1Lors de la reprise du carnaval en 1996, les festivités ont lieu principalement sur le campus 1 de l’Université, à proximité immédiate du centre-ville. Un défilé en ville qui forme une boucle est organisé : le « bonhomme carnaval » est présenté à la population, arpente le centre commerçant, avant d’être brûlé de retour sur le campus. La fête s’achève le soir dans les bars proches de l’Université. Ce carnaval se tient avec des moyens financiers limités et grâce à des partenaires associatifs locaux. Une première rupture est à noter en 2003 : les organisateurs choisissent de tenir la soirée au parc des expositions, en position périphérique, loin du centre-ville et de l’Université. Il s’agit d’éviter l’engorgement du centre-ville et de garantir la sécurité pour tous. Le défilé conserve cependant un tracé en boucle depuis le campus jusqu’en 2013, à l’exception des éditions alternatives de 2006 et 2009.

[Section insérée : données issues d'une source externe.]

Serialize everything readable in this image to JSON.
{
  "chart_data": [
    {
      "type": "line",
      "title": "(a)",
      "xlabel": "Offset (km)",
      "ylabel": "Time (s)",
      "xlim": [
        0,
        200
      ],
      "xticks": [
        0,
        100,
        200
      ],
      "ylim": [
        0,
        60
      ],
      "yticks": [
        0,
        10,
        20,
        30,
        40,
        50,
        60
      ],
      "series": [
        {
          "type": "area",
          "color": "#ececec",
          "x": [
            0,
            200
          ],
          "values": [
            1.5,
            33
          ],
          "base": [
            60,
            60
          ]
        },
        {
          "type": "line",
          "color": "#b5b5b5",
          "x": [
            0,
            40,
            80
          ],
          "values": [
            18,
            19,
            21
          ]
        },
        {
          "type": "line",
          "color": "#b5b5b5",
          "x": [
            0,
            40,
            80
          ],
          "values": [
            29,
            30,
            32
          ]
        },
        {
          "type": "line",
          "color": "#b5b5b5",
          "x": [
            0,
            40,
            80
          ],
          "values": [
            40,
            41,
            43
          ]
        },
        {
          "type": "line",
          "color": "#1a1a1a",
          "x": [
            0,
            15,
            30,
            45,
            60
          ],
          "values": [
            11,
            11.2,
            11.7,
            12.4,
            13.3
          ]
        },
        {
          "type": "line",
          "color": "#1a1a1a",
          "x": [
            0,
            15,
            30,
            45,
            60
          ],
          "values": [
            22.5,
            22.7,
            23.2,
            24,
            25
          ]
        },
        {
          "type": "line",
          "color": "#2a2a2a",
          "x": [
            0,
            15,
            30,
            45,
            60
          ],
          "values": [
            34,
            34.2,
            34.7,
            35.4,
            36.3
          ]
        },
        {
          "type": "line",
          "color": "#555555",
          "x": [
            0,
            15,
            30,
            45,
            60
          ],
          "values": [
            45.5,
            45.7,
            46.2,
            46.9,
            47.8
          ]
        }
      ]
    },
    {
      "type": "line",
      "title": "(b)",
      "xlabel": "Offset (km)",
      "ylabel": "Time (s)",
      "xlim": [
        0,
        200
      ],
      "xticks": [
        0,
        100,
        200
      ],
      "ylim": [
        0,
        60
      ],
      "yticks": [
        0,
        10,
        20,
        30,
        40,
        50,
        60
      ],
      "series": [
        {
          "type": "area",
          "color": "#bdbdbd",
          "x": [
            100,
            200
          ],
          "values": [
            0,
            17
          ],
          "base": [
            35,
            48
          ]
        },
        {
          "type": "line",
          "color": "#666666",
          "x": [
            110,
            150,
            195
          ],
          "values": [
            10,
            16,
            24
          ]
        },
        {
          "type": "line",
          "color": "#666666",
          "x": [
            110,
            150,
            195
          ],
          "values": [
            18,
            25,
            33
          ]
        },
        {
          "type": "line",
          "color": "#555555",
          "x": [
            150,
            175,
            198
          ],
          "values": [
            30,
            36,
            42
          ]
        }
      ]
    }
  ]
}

L’éloignement du campus et des rites symboliques
2En 2013, face à la hausse du nombre de participants, l’association Radio-Phénix, organisateur depuis 2008, passe le flambeau à la Fédération Campus Basse-Normandie (FCBN), regroupant corporations et associations étudiantes. En 2014, 23 000 carnavaliers empruntent un tracé inédit : le départ est donné depuis le campus mais le défilé s’achève au parc des expositions, sans retour symbolique au campus. L’hypercentre récréatif, le lieu festif habituel des étudiants, notamment les jeudis soir, est progressivement contourné. Certaines animations disparaissent (village carnaval, concours de déguisements, « bonhomme carnaval », etc.), tandis que des concerts voient le jour au parc des expositions. Par ailleurs, l’alcoolisation, la consommation de drogues et le nombre de blessés progressent. Les pompiers mettent en place des structures amovibles en ville pour effectuer les premiers soins. La presse annonce le décompte des personnes hospitalisées. Le visage du carnaval est modifié : la prévention comme enjeu de santé publique et la sécurité sont au centre des préoccupations. Même si le pourcentage de carnavaliers pris en charge par les services de secours pour blessures et alcoolisation est limité (1,6 % en 2018) cela représente, en chiffre absolu, plus de 300 personnes pour cette année-là.
L’État d’urgence et les nouveaux protocoles d’organisation
3En 2015, la FCBN abandonne l’organisation au profit de l’association carnaval étudiant de Caen regroupant la Mairie, la Préfecture, des bureaux d’étudiants d’écoles privées et des corporations étudiantes (Arts du spectacle, SciencesPo). Plus aucun évènement n’a lieu sur le campus et l’Université se retire de l’organisation. La proclamation de l’État d’urgence après les attentats de novembre 2015 transforme encore plus profondément cette manifestation. Le défilé a lieu dans un corridor grillagé qui ne permet plus de rallier le centre-ville. Comme partout en France lors de grands rassemblements, des barrages filtrent et régulent les flux de véhicules et de personnes.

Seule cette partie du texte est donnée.